The reality, however, is that it's about recruiting. Spurrier apparently promised one of his top recruits, wide receiver Alshon Jeffery, that he could wear No. 2 at South Carolina, according to one of Jeffery's high school coaches. He even indicated that Sharpe was fine with it. He's not.
In the interview on 107.5, Sharpe said Spurrier called him twice about the possibility of the Gamecocks using Sharpe's number, saying the team was running out of numbers. Sharpe, whose number was retired in 1987, told him he was opposed to the idea.Sharpe had previously rejected requests from other Gamecock players, including Duce Staley, to relent the No. 2 jersey.
"Once they gave me that honor, I don't see how in the world they would audition or petition for me to give it back," Sharpe said in the radio interview. "I haven't done anything to add to those numbers, but I definitely didn't do anything to warrant having it taken down and having someone else wear it."
Sharpe told hosts Jay Philips and Duce Staley, a former USC tailback, that it would hurt to see his jersey being worn again. "If it happens, I will go through a mourning period," he said. "My guts will definitely be ripped out."
South Carolina's only Heisman winner, George Rogers, does not seem to care if No. 38 is unretired. He would, however, like it go to a particular member of the incoming recruiting class -- his nephew, linebacker Chaun Gresham.
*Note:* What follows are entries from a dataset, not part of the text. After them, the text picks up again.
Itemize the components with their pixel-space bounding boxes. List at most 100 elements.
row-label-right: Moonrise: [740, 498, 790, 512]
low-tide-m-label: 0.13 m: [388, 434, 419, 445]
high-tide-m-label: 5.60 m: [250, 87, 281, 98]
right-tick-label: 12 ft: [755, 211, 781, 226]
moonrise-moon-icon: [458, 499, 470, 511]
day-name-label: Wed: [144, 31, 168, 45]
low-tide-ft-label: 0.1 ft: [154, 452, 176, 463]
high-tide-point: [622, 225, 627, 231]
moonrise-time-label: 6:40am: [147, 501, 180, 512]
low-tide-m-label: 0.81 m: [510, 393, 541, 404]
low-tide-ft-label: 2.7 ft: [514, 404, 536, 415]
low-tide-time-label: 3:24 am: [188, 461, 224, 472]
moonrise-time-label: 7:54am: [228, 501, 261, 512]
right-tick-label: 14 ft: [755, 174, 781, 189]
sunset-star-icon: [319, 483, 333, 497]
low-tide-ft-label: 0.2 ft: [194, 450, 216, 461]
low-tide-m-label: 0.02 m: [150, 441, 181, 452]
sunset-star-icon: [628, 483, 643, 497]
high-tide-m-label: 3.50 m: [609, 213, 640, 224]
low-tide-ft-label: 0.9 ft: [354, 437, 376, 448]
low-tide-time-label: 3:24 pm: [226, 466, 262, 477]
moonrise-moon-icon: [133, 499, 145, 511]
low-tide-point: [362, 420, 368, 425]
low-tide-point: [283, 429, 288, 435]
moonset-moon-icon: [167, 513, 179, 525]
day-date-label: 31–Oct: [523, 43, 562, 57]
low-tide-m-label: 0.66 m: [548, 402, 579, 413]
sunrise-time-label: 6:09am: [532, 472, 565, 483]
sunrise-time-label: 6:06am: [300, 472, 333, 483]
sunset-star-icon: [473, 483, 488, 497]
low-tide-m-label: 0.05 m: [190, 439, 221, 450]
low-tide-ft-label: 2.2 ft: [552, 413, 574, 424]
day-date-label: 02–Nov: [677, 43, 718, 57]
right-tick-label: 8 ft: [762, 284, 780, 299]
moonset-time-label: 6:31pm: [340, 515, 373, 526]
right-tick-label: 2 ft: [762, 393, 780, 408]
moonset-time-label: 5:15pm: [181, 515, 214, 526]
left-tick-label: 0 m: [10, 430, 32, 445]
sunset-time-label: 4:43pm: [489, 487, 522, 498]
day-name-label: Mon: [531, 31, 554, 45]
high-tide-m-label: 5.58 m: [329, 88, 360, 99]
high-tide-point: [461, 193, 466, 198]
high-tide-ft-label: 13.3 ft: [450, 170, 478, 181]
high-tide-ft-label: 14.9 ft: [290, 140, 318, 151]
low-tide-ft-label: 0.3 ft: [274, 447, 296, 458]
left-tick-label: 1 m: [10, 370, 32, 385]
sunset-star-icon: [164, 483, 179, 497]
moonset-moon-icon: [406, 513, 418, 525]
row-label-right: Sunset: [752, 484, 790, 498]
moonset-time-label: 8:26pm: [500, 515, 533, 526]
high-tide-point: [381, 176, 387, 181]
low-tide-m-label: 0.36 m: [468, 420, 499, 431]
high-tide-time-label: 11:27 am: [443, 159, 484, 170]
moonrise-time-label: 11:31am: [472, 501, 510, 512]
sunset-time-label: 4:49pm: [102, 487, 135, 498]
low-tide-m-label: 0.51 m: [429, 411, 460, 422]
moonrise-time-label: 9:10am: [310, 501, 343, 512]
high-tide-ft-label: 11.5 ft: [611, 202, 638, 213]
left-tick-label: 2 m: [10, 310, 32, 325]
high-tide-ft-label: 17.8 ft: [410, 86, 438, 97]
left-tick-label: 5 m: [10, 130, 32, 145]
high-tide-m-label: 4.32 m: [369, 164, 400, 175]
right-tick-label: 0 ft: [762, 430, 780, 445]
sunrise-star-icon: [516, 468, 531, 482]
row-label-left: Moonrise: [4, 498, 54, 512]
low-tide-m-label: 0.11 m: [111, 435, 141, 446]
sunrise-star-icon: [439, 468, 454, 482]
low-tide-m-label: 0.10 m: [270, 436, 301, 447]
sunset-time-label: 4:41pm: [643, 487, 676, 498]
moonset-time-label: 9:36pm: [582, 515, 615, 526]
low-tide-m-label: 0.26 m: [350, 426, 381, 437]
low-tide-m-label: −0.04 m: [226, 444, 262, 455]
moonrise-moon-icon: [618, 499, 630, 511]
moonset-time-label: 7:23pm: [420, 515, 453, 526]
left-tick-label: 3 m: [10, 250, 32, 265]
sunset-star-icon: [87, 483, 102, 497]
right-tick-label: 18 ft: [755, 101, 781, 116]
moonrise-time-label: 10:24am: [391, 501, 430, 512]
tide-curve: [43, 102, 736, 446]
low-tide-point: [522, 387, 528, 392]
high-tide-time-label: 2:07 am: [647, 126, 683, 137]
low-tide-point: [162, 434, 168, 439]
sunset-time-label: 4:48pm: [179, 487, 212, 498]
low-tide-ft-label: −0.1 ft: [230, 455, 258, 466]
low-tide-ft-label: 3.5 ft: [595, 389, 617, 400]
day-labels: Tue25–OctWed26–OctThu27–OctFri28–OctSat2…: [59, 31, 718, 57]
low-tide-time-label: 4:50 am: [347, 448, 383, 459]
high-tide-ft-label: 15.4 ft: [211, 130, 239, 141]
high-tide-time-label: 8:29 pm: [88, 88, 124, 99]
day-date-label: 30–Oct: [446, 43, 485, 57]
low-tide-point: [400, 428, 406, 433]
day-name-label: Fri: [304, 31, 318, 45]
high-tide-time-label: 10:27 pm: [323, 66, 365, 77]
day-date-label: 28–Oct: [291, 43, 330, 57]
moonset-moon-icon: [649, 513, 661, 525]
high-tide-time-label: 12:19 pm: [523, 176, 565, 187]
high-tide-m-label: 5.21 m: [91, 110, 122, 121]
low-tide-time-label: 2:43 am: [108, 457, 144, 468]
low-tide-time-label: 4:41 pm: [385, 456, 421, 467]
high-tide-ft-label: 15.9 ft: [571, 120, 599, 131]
When Spurrier became the coach at Florida, he wanted his own uniform number unretired, so it isn't like this is a hypocritical move by Spurrier. Like every other coach, he just does not want to lose any advantage when it comes to recruiting. Players like to have their number whenever possible. That is why more programs are just honoring the player, rather than pulling their number out of circulation.